|
İstanbul Mahkemesi 12 Numaralı Sicil (H. 1073-1074/M. 1663-1664) cilt: 16, sayfa: 883 Hüküm no: 1207 Orijinal metin no: [128b-1] Bu defter İstanbul 2010 Avrupa Kültür Başkenti Ajansı ve İslam Araştırmaları Merkezi (İSAM) ortaklığı ile hazırlanmıştır.
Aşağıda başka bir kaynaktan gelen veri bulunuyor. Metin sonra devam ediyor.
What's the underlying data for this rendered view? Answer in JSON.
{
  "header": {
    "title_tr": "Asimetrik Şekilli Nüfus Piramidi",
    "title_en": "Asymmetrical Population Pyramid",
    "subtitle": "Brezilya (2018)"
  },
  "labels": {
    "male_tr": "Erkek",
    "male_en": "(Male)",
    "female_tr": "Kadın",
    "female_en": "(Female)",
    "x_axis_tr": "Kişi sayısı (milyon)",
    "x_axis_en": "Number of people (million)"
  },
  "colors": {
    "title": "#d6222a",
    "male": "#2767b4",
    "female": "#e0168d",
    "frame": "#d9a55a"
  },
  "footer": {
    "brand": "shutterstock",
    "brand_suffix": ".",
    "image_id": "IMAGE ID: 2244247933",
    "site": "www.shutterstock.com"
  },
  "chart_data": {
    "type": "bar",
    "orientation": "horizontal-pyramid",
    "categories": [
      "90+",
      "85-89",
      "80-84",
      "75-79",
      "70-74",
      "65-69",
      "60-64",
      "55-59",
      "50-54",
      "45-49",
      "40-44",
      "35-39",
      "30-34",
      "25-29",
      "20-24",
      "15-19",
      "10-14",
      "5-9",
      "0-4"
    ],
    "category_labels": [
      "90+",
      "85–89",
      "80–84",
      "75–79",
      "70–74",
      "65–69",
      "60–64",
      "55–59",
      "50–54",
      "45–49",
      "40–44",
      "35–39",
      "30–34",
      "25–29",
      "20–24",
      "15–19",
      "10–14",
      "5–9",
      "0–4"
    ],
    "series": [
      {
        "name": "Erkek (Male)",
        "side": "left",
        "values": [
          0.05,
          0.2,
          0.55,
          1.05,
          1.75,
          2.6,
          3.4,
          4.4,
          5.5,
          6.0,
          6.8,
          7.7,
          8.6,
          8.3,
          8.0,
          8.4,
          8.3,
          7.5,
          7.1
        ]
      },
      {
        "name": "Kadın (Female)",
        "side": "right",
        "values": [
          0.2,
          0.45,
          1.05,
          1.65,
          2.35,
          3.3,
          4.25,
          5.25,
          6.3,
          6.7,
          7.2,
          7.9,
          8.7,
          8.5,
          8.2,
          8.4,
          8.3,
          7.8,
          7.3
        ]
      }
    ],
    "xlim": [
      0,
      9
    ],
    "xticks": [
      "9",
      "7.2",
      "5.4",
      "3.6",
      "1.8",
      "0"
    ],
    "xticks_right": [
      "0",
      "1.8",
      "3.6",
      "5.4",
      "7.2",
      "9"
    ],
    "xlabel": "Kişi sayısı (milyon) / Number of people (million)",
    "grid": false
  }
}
Köle olduğu iddiasıyla Bolu nâzırı Dilaver b. Abdullah tarafından tutulan Ali’nin hür olduğunun anlaşıldığı
İşbu orta boylu açık kaşlı gök elâ gözlü sarışın Rusiyyü’l-asl Ali b. Abdullah nâm şâbb-ı emred mahfil-i kazâda, vilâyet-i Anadolu’da kasaba-i Bolu nâzırı olan Dilaver b. Abdullah’ın kethüdâsı ve tarafından husûs-ı âti’l-beyâna sâbitü’l-vekâle vekîli olan Hüseyin Bey b. Veli mahzarında üzerine takrîr-i da‘vâ edip Kangırı kazâsına tâbi‘ Ayan nâm karyede sâkin iken bundan akdem vefât eden Mahmud Bey b. İbrahim’in abd-i müşterâsı iken târih-i kitâbdan üç sene mukaddem mezbûr Mahmud Bey hâl-i hayâtında şuhûd-ı udûl mahzarında beni tedbîr-i mutlak ile müdebber edip üç ay mürûrundan sonra mezbûr Mahmud Bey vefât etmekle sülüs malı müsâ‘id olmağla ben mu‘tak olup bir maslahat için kasaba-i Bolu’ya geldiğimde, müvekkil-i merkūm Dilaver Ağa sen âbıksın deyû beni bi gayri vechin ahz eylemişdir hâlâ vekîl-i merkūmdan suâl olunup sebîlim tahliyye olunmak matlûbumdur dedikde gıbbe’s-suâl vekîl-i mezbûr cevâbında müvekkilim mersûm Dilaver Ağa müdde‘î-i merkūmu âbık olmağla [ahz] eylemişdi. Lâkin mu‘tak olduğu ma‘lûmu değildir deyû ıtkını inkâr edicek müdde‘î-i mezbûr Ali’den müdde‘âsını mübeyyine beyyine taleb olundukda udûl-i müslimînden olup fi’l-asl karye-i merkūme sükkânından olup hâlâ mahmiye-i İstanbul’da Sahn medreselerinde Beyazîzâde Ahmed Efendi medresesinde sâkin es-Seyyid Mehmed Efendi b. es-Seyyid Mehmed ve Halil b. el-Hâc Hasan ve Mustafa b. Ali nâm kimesneler li ecli’ş-şehâde meclis-i şer‘a hâzırûn olup istişhâd olunduklarında, fi’l-hakīka müdde‘î-i mezbûr Ali zikr olunan Ayan nâm karyede sâkin iken bundan akdem vefât eden mezkûr Mahmud Bey’in abd-ı müşterâsı iken târih-i kitâbdan üç sene mukaddem merkūm Mahmud Bey hâl-i hayâtında bizim huzûrumuzda merkūm Ali’yi tedbîr-i mutlak ile müdebber edip üç ay mürûrundan sonra merkūm Mahmud Bey vefât etmekle sülüs malı müsâ‘id olmağla mersûm Ali mu‘tak olmuşdur biz bu husûsa bu vech üzre şâhidleriz şehâdet dahi ederiz deyû her biri edâ-i şehâdet-i şer‘iyye eylediklerinde ba‘de’t-ta‘dîl ve’t-tezkiyye şehâdetleri makbûle olmağın mûcebince merkūm Ali’nin ıtkına ba‘de’l-hükm mâ vaka‘a bi’t-taleb ketb olundu. Hurrire fi’t-târihi’l-mezbûr li’s-seneti’l-merkūme
Şuhûdü’l-hâl: Es-Seyyid Ahmed Çavuş b. ( ), Ali Ağa b. Hüseyin, Fahrü’l-müderrisîni’l-kirâm Nâzikîzâde Mustafa Efendi, Hüseyin Çavuş b. Ali el-Mübâşir, Mehmed Çavuş b. İbrahim ve gayruhüm.